5. The method of claim 4, wherein determining dense feature weighting coefficients for the pixel dense regions corresponding to each gray value in the face region of the first face in the previous frame of video image comprises:

Dividing the face area of the first face in the video image of the previous frame into a plurality of cells; the number of the pixel points in each cell is the same;

for each cell, if the number of pixel points with the same gray value in the cell is greater than a preset number threshold, determining the cell as a dense cell corresponding to the gray value;

Determining the region formed by all the dense cells corresponding to each gray value as a pixel dense region corresponding to the gray value;

determining the area of a pixel dense region corresponding to each gray value and the centrifugal distance of the pixel dense region relative to the face region of the first-example face in the video image of the previous frame;

determining dense characteristic weighting coefficients of the pixel dense areas corresponding to each gray value according to the areas of the pixel dense areas corresponding to each gray value and the centrifugal distances; and when the face area of the first face in the video image of the next frame is determined according to the Mean-shift algorithm, taking the dense characteristic weighting coefficient corresponding to each gray value as the coefficient of the weight corresponding to the pixel point of the gray value.
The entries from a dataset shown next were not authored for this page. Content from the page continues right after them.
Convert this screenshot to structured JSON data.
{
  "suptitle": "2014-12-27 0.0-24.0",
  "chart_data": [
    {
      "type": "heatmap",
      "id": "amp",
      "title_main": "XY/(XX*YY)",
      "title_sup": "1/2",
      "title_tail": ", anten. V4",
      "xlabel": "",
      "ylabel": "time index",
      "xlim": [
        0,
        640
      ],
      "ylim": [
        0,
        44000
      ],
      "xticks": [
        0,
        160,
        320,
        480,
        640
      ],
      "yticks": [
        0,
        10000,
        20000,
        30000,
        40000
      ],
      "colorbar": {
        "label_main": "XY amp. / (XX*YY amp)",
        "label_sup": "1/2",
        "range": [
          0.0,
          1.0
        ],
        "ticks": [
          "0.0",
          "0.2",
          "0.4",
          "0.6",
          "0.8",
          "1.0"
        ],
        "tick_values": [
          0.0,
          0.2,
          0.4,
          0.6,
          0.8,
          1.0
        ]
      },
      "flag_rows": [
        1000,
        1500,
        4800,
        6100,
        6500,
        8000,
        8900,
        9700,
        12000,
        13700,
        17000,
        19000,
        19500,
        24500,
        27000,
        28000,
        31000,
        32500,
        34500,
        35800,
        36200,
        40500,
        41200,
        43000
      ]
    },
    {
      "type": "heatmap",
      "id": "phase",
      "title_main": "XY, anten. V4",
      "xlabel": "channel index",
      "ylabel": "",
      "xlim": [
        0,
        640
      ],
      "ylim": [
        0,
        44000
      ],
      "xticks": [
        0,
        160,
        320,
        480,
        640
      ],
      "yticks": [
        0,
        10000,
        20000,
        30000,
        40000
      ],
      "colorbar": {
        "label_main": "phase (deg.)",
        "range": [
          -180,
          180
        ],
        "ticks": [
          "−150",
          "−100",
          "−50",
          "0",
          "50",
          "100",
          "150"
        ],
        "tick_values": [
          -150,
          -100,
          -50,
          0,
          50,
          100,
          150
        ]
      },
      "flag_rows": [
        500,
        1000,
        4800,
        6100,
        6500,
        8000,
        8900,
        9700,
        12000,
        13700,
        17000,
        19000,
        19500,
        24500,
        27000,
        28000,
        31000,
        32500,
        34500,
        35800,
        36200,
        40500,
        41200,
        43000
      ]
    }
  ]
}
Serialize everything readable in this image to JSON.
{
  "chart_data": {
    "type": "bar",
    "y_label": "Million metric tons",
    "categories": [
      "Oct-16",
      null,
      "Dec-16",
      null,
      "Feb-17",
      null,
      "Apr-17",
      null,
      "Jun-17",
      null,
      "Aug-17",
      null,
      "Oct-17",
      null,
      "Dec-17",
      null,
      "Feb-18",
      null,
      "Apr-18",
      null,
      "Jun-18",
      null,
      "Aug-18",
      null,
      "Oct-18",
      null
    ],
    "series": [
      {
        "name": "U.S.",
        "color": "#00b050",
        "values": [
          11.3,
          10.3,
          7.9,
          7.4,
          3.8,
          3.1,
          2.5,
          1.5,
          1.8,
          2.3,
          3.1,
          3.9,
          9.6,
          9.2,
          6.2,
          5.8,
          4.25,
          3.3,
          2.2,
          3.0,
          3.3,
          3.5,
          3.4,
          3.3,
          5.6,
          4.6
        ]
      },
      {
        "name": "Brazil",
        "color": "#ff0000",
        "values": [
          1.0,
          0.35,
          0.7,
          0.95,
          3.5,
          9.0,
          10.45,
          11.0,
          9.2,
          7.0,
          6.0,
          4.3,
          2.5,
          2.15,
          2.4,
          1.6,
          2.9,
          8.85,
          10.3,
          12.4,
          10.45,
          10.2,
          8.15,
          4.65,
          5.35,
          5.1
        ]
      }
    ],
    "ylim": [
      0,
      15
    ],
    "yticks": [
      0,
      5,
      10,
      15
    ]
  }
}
6. A face tracking apparatus, comprising:

the sensing module is used for detecting whether a human body appears in the human face detection area through a preset human body sensor;

The detection module is configured to detect, when the sensing module detects that a human body appears in the face detection area through the human body sensor, a video image in which a first face appears for the first time in a real-time video stream corresponding to the face detection area, where the detection module includes: based on geometric features, a middle-level classifier is adopted, a group of sampling face rectangular region sequences are obtained in the video image, and the region with the height of the face rectangular region sequences overlapped is used as the face region of the first-example face; the first face is the face closest to a camera for collecting the real-time video stream; extracting an image of the first face from a video image of the first face appearing for the first time; according to the pre-stored face image, face recognition processing is carried out on the image of the first example face, and whether a face image matched with the image of the first example face exists or not is determined; if no face image matched with the image of the first face exists, tracking the face area of the first face in the video image of the next frame according to the face area of the first face in the video image of the previous frame; each time after the face area of the first face in a next frame of video image is tracked, extracting the image of the first face in the next frame of video image, and executing face recognition processing on the image of the first face extracted in the next frame of video image according to the pre-stored face image;

and the tracking module is used for tracking the face area of the first face in the video image of the next frame according to the face area of the first face in the video image of the previous frame from the video image of the first face appearing for the first time.

7. A face tracking device, the face tracking device comprising: memory, a processor and a computer program stored on the memory and executable on the processor, which when executed by the processor, performs the steps of the face tracking method as claimed in any one of claims 1 to 5.

8. A computer-readable storage medium, wherein a face tracking program is stored on the computer-readable storage medium, which when executed by a processor, implements the steps of the face tracking method according to any one of claims 1 to 5.